The views down the East Coast were breathtaking in places. We could see the same mountains we had on the plane and they no looked unbelievable - less like a documentary and more like a fantasy.
It was hard to keep cracking on to Oamaru and not stop at some of the pretty looking places on the way but we made it.

The town itself was a fabulous-looking place. A real Victorian industrial section retained lots of its originality and had been sensitively restored to avoid making any of it look overly-polished. The whole historical area just seemed to have gravity and poise.

We stopped at the port by the most awesome kid's park I've ever seen. It had a giant penny farthing as a frame for the swings and some industrial machinery (not sure what you call a crane mounted on a train) as a climbing frame. There's no way a local council at home would have approved it for health and safety reasons.
I had a quick jog around the port and swallowed lots of flies while Matt wandered around and read the info signs. The was a curved-approach wooden wharf on one side of the port and great big warehouses from the time of the area's main industries of wool and grain on the other.

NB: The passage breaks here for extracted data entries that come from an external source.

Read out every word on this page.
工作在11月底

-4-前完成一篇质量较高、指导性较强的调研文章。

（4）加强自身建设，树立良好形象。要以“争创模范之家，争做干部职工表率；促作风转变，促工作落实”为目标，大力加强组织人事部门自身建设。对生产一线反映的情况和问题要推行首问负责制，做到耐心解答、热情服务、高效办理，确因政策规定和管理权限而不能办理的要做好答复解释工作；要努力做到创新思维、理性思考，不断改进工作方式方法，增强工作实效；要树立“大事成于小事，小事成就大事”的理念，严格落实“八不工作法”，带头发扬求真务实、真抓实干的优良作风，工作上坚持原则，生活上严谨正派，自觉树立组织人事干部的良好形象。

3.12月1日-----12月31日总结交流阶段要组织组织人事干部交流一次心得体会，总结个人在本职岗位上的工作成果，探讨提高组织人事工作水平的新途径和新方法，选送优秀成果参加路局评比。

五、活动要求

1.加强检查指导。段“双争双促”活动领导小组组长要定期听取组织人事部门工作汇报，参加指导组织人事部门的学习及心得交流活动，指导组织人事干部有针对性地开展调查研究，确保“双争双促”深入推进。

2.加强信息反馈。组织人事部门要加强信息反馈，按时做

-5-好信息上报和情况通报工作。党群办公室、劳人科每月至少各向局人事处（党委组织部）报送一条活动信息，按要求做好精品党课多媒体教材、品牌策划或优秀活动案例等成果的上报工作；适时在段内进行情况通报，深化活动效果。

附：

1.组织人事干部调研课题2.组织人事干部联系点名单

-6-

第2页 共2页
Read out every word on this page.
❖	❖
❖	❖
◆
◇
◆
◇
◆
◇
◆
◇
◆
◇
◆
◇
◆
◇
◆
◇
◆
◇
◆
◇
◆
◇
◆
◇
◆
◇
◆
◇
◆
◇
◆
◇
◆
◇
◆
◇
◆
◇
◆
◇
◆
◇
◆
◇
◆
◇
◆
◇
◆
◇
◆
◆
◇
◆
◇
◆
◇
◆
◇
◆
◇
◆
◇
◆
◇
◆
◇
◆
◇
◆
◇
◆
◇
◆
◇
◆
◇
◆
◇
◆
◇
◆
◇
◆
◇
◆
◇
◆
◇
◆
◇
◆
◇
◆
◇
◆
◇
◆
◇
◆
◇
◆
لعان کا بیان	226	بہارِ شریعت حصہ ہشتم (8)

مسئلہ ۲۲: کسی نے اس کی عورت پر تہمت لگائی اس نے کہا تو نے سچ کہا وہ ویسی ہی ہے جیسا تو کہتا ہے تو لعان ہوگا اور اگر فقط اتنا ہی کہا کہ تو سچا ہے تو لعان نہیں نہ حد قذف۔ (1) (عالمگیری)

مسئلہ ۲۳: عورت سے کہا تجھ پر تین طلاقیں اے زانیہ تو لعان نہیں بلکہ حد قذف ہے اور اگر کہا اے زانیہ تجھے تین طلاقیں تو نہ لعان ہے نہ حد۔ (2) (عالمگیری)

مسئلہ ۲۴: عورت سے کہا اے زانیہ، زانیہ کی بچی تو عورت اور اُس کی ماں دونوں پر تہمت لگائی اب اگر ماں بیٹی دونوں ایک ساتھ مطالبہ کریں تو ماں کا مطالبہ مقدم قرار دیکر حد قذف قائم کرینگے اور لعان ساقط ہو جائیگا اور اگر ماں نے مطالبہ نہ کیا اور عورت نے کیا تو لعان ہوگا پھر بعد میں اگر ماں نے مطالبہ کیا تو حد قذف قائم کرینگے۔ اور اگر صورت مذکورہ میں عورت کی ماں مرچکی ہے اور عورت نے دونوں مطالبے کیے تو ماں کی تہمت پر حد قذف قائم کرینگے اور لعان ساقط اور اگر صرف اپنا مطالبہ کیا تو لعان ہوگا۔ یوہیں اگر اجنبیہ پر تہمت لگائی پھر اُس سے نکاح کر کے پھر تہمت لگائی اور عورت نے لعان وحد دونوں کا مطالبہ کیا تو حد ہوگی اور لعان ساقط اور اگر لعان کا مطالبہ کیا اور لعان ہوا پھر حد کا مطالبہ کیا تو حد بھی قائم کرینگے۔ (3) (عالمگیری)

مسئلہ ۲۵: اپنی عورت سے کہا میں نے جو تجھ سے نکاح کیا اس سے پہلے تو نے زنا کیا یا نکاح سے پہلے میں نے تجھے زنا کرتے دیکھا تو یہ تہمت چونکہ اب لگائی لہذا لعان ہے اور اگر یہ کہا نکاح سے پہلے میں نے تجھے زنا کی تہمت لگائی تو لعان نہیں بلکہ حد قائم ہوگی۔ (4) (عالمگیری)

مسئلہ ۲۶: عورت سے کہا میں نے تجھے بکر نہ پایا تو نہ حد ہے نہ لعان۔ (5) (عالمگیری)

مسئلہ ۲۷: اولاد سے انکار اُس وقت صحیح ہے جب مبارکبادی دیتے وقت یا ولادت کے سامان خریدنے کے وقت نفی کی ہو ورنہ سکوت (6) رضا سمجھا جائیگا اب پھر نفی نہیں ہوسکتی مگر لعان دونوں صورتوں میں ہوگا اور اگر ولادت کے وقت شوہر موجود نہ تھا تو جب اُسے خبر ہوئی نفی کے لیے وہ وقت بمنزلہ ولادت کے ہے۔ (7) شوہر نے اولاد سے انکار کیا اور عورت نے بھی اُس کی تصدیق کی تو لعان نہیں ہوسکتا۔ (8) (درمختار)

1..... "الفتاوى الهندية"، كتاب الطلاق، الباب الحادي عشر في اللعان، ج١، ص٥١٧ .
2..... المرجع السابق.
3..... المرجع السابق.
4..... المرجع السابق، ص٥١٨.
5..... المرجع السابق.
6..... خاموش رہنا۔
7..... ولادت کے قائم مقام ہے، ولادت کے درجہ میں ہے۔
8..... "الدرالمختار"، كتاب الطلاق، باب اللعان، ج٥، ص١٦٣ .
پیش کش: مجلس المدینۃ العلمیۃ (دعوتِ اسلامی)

Lots of the buildings still had their original signage and were now used for an art gallery, hat shop, whiskey purveyors, an off-beat bar and a host of other establishments that were unfortunately closed. There were also lots of relics from the locomotive era dotted around on the path. They were really rusty and looked like they might once have been buried beneath the sea but they added to the atmosphere.

One of the reasons we'd chosen Oamaru was because of the penguins there. At the edge of the port there was a colony for Blue Penguins where you could see them come home after a days fishing. We were told by an old guy - who we'd seen rowing a surfboard on the water - not to bother paying to go in the colony but to wait by the wharf to see them cross the road to bed.

We'd read at the tourist info that we should go at 7.45 at this time of year but we arrived about half an hour early. By 8.30 we were freezing but all the people who'd paid weren't out yet and so we thought maybe they hadn't come home.

A car pulled in and a family got out, looked over the beach and then headed back to the car when they didn't see anything. The man told us that he'd just seen penguins and sea-lions on Bushy Beach and that we might be better heading there. I wasn't ready to give up so got chatting to a Turkish guy to pass the time. He told us that last time he'd paid to go to the colony, they'd seen the penguins really far away and then walked outside and seen lots of them on the road and so had decided to stay out there while his wife took the kids to the proper viewing area.

It must have been about 9pm and very dark when we finally caught sight of a tiny little penguin cautiously making it's way up the boat ramp from the sea. It looked very unsure of itself and spent lots of time huddling in the shadows. It turned out to be rather brave though and it wasn't long until it put its tiny little head down and ran across the road as fast as it could.

Other penguins eventually turned up and huddled in groups under a bush waiting for the bravest the take the first steps out of the shadows. Unfortunately, this seemed to coincide with when many cars started to leave the colony so it was a good job that a volunteer 'Penguin Advocate' was there to stop them being ploughed over.

We found a lovely camping spot up on the cliff overlooking the sea and looked forward to a day of doing some of the things we'd read about.